15 responses to “Taking the long view on a winter ride”

  1. Ray Kopczynski says:

    Very astute observations…

  2. khss says:

    Positive vibes go a long way. Thanks!

  3. Cap B. says:

    “Not saying anything” also does not change anything. I think speaking up is more likely to change a few things, or make a dent in it, than keeping quiet. After all, you have been in the “commenting” business for nye on 60 years, as you said. I don’t think all those years were for naught. Not speaking up when their neighbors suddenly were missing did not help discover and close down the “Nazi death camps” in the 30s and 40s!!

  4. chris j says:

    While I agree that the people that govern are not likely to change because of the pain they cause others, but some are very attached to their appearance of being right and no one calling them out when they are not. All injustices that have been corrected have been hard won. When the weakest among us have no voice and the voice of reason falls on deaf ears, what choice do people have? Walking by a person that has fallen does mean he did not fall or falling was their fault, it means no one cares. As someone that has fallen into hard times more than a few times, I understand and refuse to just walk by without offering them aid. If I have to get all up in society’s face a little bit so be it. My momma told me if I didn’t want to get called out on bad behavior, don’t do it. So don’t complain if you get what you ask for, that is part of being a grownup.

  5. Joanna S says:

    Yes – and how very privileged we are to have such minor complaints and problems – just watching the news regarding the loss of life and homes of so many people in Ukraine and the middle east should help us realize our great fortune. Thanks Hasso.

  6. Cap B. says:

    Another great photo at the top of your story. You could have published one of those coffee-table books of your outdoor photographs!

    • Jon Stratton says:

      What “could have?” He still can. A book of photos with his bicycles would be great.

  7. Bob Woods says:

    Thank you Hasso. “People that govern” are just like everybody else, with the small exception that they got their jobs, not from a business owner, but as a result of all the people in the community.
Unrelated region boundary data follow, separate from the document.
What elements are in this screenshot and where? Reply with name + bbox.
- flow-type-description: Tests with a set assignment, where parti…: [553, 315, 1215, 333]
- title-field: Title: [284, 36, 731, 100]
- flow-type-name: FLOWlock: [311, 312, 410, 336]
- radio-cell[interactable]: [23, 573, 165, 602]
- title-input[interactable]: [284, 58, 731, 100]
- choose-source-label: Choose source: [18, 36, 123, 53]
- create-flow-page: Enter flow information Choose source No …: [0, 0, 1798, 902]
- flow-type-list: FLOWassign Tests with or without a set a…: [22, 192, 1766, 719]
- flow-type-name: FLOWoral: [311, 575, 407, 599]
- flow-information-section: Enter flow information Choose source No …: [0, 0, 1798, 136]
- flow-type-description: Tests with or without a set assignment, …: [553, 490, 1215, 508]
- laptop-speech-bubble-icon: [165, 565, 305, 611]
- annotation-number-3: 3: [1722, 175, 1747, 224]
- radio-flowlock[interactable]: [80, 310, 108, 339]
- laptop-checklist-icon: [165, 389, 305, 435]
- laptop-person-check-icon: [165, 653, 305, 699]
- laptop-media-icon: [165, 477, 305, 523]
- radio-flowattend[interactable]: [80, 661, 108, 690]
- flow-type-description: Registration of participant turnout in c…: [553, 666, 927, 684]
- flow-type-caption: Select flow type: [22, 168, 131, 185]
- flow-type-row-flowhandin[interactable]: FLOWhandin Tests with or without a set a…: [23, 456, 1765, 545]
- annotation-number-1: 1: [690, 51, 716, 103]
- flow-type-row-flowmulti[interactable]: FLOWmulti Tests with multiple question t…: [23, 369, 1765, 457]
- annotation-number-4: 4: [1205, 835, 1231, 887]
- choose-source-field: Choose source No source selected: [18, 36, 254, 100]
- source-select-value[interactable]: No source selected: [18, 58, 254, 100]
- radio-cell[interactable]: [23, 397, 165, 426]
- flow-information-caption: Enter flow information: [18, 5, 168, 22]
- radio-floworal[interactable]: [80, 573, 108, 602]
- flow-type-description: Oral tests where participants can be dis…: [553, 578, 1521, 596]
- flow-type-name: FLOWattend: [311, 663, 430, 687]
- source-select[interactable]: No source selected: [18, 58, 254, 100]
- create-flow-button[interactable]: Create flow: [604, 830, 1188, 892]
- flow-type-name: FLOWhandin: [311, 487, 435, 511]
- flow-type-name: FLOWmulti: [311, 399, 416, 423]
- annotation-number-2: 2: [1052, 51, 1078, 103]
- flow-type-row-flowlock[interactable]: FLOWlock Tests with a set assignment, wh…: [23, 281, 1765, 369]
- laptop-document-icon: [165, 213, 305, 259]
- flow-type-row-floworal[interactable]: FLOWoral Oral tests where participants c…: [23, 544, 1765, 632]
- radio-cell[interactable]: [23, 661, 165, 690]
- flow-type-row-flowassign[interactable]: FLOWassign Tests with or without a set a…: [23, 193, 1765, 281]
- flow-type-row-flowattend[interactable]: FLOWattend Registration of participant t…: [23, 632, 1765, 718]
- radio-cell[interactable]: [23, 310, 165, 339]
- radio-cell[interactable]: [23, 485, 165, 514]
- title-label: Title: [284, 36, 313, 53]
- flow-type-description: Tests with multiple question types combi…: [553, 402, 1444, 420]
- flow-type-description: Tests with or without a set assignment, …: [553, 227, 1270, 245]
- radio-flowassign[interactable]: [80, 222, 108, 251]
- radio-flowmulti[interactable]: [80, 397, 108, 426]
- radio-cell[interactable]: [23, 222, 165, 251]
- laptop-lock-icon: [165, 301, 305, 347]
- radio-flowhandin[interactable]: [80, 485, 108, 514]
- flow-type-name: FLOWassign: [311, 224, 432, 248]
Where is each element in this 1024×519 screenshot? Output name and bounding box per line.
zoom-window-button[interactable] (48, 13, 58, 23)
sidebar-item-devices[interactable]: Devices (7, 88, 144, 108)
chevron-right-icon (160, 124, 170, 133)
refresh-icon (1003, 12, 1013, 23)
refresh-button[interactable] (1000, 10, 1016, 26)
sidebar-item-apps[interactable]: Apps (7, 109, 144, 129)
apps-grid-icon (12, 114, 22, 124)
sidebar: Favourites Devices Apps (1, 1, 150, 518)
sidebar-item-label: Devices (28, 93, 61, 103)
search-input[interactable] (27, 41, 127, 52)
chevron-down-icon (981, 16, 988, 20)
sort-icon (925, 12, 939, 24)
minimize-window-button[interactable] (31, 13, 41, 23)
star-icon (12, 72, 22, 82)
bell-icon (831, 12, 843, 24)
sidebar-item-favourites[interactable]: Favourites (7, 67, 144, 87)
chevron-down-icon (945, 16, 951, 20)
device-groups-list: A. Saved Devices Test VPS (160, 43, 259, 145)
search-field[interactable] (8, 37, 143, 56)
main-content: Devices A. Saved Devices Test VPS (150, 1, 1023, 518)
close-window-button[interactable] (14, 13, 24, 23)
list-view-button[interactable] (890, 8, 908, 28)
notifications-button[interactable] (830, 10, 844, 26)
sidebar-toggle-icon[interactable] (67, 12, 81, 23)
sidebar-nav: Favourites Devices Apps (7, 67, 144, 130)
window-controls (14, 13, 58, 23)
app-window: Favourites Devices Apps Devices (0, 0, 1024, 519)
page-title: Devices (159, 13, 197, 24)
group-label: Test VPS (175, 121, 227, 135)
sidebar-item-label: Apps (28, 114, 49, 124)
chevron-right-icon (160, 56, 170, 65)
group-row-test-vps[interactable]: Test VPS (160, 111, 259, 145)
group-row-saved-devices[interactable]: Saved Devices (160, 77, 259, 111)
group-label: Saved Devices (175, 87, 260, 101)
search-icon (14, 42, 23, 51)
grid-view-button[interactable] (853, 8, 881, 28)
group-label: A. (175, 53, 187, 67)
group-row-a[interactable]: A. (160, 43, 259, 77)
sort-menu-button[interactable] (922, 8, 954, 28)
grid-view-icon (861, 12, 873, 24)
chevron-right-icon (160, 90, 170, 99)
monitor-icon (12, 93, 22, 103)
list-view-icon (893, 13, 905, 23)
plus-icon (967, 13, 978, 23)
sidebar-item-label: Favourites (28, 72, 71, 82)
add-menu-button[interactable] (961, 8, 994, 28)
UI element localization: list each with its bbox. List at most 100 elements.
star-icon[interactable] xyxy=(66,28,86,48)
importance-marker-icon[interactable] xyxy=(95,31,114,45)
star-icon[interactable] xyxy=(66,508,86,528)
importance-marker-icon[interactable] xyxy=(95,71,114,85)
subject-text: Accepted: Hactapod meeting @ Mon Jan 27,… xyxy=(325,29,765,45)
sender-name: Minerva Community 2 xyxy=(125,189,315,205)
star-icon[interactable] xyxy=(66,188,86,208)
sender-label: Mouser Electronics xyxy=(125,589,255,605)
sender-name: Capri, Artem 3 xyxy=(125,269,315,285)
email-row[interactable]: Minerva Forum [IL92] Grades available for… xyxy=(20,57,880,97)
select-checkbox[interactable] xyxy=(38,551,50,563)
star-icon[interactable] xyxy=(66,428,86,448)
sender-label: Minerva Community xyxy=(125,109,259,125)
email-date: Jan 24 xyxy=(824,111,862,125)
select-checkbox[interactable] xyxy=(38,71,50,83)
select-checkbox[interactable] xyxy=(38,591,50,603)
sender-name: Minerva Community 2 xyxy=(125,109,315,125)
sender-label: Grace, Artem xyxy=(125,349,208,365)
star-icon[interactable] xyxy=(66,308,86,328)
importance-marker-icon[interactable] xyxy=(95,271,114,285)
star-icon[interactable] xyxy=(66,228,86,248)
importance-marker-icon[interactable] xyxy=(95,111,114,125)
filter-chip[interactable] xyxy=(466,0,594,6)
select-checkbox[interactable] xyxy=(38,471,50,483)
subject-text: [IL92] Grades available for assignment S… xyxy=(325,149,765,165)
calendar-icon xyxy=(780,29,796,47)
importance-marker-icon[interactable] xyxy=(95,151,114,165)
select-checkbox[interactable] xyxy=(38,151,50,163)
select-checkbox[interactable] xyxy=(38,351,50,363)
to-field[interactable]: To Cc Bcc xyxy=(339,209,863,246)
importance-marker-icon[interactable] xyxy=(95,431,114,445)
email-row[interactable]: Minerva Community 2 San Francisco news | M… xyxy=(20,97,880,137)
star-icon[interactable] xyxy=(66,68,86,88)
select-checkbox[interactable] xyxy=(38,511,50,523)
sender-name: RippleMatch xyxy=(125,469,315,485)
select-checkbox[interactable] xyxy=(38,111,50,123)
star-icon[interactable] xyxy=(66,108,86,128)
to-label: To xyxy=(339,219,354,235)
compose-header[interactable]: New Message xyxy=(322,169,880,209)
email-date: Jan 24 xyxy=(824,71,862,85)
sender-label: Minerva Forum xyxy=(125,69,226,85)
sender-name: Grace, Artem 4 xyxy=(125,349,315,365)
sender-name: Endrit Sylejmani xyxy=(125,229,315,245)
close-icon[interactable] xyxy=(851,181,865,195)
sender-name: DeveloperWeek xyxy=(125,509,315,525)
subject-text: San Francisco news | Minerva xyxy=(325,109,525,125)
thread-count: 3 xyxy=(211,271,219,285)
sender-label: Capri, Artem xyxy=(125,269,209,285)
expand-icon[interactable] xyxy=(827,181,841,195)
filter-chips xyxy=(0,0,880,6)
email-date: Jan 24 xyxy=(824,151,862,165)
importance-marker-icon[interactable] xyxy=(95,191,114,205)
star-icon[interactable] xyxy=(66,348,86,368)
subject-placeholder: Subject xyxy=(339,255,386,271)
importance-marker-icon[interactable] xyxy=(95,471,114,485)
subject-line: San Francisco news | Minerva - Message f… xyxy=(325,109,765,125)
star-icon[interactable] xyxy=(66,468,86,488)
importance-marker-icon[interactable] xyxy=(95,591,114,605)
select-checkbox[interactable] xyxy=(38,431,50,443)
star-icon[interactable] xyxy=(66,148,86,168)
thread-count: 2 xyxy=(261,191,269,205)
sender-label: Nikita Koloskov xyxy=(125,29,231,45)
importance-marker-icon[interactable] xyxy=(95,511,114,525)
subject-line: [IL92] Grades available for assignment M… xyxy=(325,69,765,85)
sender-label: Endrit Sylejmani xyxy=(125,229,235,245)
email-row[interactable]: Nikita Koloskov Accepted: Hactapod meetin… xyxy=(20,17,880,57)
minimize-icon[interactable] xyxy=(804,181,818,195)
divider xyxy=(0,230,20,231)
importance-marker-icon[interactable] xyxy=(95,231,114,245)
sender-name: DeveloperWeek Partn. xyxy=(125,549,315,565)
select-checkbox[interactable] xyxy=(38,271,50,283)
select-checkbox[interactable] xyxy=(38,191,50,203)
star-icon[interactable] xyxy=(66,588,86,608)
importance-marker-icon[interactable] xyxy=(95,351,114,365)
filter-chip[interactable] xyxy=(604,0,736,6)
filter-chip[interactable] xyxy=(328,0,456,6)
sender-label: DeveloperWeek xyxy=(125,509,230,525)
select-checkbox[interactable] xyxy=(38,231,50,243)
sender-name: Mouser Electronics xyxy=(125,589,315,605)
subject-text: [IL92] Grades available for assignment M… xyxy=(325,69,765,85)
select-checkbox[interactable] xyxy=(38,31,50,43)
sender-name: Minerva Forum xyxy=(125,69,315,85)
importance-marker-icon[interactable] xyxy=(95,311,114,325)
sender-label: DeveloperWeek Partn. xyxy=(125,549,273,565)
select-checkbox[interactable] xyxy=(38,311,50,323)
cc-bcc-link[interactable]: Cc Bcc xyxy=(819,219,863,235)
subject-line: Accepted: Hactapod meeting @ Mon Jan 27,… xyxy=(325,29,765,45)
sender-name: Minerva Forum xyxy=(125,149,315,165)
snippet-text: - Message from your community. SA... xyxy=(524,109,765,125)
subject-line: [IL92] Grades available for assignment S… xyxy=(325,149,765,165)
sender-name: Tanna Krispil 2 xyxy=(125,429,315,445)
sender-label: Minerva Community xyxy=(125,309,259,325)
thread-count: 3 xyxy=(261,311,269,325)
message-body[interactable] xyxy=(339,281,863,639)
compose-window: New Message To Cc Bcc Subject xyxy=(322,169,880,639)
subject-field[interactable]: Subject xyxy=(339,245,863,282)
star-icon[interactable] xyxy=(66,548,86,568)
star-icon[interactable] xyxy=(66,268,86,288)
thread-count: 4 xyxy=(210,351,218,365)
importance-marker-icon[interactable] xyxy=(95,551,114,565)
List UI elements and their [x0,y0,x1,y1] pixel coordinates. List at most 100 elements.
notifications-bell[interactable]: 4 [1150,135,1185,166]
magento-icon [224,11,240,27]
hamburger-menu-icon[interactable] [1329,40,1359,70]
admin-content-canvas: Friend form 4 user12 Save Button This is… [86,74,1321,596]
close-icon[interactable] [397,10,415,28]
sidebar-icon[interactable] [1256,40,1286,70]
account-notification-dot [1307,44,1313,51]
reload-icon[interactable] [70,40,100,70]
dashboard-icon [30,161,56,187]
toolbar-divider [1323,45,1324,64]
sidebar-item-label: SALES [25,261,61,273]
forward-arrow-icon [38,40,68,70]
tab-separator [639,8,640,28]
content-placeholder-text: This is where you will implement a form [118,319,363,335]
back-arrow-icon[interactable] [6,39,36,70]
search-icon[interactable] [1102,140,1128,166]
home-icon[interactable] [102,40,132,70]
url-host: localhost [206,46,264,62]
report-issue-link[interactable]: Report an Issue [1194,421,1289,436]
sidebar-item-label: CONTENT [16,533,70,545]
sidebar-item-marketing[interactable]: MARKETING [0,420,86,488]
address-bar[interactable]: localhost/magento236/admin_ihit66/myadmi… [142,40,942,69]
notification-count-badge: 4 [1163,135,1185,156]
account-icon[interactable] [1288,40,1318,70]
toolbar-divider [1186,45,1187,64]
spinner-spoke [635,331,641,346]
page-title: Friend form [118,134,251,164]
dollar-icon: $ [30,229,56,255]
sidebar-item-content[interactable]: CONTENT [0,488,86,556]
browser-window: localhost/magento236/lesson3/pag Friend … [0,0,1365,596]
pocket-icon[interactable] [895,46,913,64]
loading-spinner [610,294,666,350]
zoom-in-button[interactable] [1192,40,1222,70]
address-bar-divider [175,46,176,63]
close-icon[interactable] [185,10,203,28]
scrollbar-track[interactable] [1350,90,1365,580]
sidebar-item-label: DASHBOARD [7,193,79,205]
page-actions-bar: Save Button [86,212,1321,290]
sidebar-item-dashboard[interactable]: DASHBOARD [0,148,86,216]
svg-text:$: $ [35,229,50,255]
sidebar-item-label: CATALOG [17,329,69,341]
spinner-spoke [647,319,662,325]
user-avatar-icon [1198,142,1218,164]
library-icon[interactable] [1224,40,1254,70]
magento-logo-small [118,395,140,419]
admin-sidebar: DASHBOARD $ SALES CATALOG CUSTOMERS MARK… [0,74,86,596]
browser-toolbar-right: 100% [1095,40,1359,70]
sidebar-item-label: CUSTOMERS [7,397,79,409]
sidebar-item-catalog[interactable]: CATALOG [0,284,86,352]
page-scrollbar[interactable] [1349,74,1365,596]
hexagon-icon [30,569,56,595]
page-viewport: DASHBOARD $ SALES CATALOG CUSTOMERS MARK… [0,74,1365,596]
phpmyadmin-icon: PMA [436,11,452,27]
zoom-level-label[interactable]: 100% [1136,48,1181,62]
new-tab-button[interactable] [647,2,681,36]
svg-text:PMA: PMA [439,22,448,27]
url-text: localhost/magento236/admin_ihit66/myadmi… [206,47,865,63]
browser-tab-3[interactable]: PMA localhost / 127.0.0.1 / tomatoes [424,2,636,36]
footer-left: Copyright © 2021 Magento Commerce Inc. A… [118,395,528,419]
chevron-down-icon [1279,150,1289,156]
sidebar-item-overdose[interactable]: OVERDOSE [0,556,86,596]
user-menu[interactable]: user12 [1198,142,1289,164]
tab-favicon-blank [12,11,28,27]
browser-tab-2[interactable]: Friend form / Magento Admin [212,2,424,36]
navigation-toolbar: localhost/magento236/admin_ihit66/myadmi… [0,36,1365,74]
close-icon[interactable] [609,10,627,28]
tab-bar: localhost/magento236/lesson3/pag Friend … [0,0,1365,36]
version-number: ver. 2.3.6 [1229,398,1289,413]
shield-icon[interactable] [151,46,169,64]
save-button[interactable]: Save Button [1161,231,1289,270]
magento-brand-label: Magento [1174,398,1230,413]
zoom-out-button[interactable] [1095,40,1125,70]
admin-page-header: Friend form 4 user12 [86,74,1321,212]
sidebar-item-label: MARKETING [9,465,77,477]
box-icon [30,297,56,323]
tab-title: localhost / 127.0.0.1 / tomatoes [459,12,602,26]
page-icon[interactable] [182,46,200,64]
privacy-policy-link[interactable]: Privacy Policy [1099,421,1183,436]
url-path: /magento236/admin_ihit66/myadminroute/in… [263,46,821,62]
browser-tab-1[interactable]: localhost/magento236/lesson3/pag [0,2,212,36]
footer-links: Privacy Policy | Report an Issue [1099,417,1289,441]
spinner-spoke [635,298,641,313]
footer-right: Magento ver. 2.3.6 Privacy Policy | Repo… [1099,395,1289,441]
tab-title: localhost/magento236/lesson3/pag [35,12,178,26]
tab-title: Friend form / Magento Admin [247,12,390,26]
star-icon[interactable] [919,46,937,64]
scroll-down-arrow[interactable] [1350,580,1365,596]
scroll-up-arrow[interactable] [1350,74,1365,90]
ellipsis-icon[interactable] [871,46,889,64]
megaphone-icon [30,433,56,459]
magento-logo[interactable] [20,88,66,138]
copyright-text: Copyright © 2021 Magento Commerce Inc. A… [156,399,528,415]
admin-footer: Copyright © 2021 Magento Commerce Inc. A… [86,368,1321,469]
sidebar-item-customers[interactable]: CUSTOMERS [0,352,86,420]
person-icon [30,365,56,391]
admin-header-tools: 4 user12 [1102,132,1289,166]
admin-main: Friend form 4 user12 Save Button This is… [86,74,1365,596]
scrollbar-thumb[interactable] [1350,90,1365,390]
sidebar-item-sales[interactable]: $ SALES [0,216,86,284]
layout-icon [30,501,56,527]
    Whether elected or hired, they work as a result of the choices made by the community. Just like everyone who posts on your blog, they all make mistakes from time to time. But with only one exception that I have seen, it was never done through malice.

  8. Dee Wendler says:

    Very well said!

  9. Matthew Calhoun says:

    It’s not criticism of government that’s at issue, it’s the unbridled venom and the constant putting on airs that the dozen or so most prolific commenters seem to exercise here at will. It’s exhausting and for some Hasso’s words just flew over their heads because, despite Hasso’s many past pleas for civility, they are also likely to never change their ways.

  10. chris j says:

    The people who base their quote “positive” opinions solely based on limited knowledge of other peoples experiences are seeing life through rose colored glasses. When people lose their homes, jobs, health and someone else benefits from their losses you view it as making lemon-aid when life gives you lemons. It is not a positive outcome for the people who were given the lemons when other people get the benefits of the lemon-aid (such as buying the home that was lost inexpensively etc.) and the unfortunate are left with just the lemons The spelling of lemon-aid is correct in these cases because the aid you get is is just more lemons and no aid. So the people who enjoy the lemon-aid of those whom have suffered losses are the ones who feel blessed by their good fortune and do not deem it as malice.

  11. chris j says:

    PS: In the old west when people were lucky enough to find a dead body they took their gold teeth, boots and the money in their pockets etc.. Now we don’t wait until they are dead, just weak enough not to be able to fend off professional looters .

  12. Michele Harris says:

    Your point was well-made. Thank you, HH!

  13. Jim Conard says:

    Hasso, I really enjoy the stories you write about that get posted on internet. I lived in Albany from birth to 1993, 40 years. I look at the pictures and remember Old Albany.
    We moved to Eastern MT in 93. My father used to 1/2 own Valley Appliance Service on Lyon St. Lots has changed since we moved.